2. Wi-fi in crowded spaces

With the use of mmWave frequencies (>24GHz), and the higher number of smaller base stations required to provide connectivity, 5G mobile networks are more adept at servicing mass numbers of devices in relatively constrained areas. Venues such as crowded conferences, where attendees bring phones and often tether other devices, can make for a very crowded network, with which 5G is designed to cope. These same principles apply to other circumstances with variable traffic, such as stadiums and large office towers.

Likewise, at CES 2019 Qualcomm's Sanjeev Athalye told TechRepublic that 5G and Wi-Fi 6 (802.11ax) are designed to coexist, as "Wi-Fi 6 and the adjacent standards improve the security of wi-fi so that you don't have to worry about rogue access points as much as we do today." Athalye also noted that 5G enables so-called "unlimited data plans" as reduced cost for operators should allow for more generous data use, "so an end consumer doesn't have to think about am I on cellular or am I on wi-fi? Am I consuming my data bucket or not?"

3. Consumer and medical wearable IoT devices

Device manufacturers are analyzing the use of 5G in Internet of Things (IoT) devices likely to travel with people. While smart appliances can utilize wi-fi, a refrigerator does not particularly need 5G. For devices such as smart watches and home health monitors, lower power requirements of 5G can lead to thinner devices, as smaller batteries are required to deliver the same performance per watt as LTE-connected devices.

4. Autonomous car communication

Networks of autonomous cars require a device-to-device communication method that can withstand objects being in transit. mMTC (Massive Machine Type Communications) was standardized to provide this method, although presently it leverages legacy LTE networks. Future refinement of mMTC is expected in new standards from 3GPP.

Although mMTC provides a means through which autonomous cars can communicate, a protocol specifying what data is transmitted to nearby cars is required. The standardization of this would be beyond what 3GPP, the standards body responsible for defining 5G standards.

Precision operations including self-driving cars will likewise have some reliance on a future 5G standard called Ultra-Reliable Low Latency Communication (URLLC), which is anticipated to be finalized in 2020.

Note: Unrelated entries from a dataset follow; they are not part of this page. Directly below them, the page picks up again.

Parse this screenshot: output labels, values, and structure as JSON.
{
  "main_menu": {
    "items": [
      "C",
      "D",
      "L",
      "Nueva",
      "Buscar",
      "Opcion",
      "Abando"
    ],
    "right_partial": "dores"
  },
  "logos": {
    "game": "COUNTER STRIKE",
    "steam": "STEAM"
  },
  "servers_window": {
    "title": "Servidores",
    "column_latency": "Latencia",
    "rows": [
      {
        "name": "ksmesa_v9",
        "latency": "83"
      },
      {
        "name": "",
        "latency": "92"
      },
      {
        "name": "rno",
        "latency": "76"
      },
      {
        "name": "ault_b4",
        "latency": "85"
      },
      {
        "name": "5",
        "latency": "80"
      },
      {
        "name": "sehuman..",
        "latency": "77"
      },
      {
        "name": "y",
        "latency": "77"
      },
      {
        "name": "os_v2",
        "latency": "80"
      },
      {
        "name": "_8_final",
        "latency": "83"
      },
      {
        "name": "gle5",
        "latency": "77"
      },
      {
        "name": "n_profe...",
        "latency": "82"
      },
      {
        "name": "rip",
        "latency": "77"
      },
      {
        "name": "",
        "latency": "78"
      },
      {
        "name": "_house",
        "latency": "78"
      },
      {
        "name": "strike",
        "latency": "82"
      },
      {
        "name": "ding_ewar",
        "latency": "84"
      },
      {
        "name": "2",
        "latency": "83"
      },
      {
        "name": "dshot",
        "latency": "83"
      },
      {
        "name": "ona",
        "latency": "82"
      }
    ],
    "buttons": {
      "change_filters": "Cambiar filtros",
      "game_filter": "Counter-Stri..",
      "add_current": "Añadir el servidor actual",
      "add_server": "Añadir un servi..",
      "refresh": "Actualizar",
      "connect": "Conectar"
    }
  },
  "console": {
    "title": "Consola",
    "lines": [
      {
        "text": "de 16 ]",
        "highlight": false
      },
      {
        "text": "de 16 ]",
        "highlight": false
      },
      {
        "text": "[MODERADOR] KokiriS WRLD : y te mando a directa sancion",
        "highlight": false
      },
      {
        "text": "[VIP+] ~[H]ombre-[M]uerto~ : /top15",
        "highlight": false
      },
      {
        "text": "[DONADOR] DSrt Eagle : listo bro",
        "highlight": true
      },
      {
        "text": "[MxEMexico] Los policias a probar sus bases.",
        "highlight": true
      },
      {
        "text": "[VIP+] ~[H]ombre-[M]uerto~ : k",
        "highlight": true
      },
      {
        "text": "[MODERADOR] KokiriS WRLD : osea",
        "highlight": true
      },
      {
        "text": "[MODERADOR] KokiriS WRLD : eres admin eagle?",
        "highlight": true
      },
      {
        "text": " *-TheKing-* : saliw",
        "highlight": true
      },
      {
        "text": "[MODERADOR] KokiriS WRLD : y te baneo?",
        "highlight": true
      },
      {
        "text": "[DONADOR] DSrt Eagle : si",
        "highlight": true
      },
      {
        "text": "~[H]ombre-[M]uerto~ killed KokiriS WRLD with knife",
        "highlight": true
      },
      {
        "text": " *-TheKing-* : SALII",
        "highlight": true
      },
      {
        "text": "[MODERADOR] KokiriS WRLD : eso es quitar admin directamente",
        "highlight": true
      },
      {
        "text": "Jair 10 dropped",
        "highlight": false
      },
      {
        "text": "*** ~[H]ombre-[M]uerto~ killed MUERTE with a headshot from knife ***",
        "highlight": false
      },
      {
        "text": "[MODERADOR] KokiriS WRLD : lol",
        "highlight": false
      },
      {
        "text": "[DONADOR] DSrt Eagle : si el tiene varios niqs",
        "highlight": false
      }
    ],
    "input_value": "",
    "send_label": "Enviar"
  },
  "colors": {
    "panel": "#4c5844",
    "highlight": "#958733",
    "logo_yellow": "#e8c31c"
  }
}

"URLLC is instrumental to ensure the safe operation of autonomous cars and delivery drones, expect its reach to be far and wide, touching all industries and vertical markets – everything from remote surgery in healthcare, remote oil and gas exploration, remote video surveillance and utility monitoring," said Brightlink CTO Joe White. "All of these applications need the reliable super-low-latency that URLLC promises and is currently hard to deliver."

5. Developing the professionals of tomorrow

As 5G mobile networks become more widespread, the increase in the amount of data that can be transferred by a given base station can capably supplant traditional wireline home internet services. Per-gigabyte pricing and data caps on plans touted as 'unlimited' by mobile network operators are anticipated to be relative non-issues on 5G connections.

With the advent of a mobile network capable of effectively supplanting a wireline internet connection, this can serve to benefit people who rely exclusively on a smartphone for internet connectivity. According to a report from the Brookings Institution, 35 percent of Hispanics and 24 percent of African-Americans "have no other online connection except through their smartphones or other mobile devices," while the same is true of only 14 percent of whites. The economic effects of this disparity can be observed in education, as the report notes that internet use for homework is lowest among Hispanic and African-American students.

For families without the means to pay for wired and wireless internet access, 5G levels the field in terms of connection quality. In addition to supplemental educational resources for homework, students in distance and online education courses that rely on streaming video instruction will not require a dedicated wired connection to participate.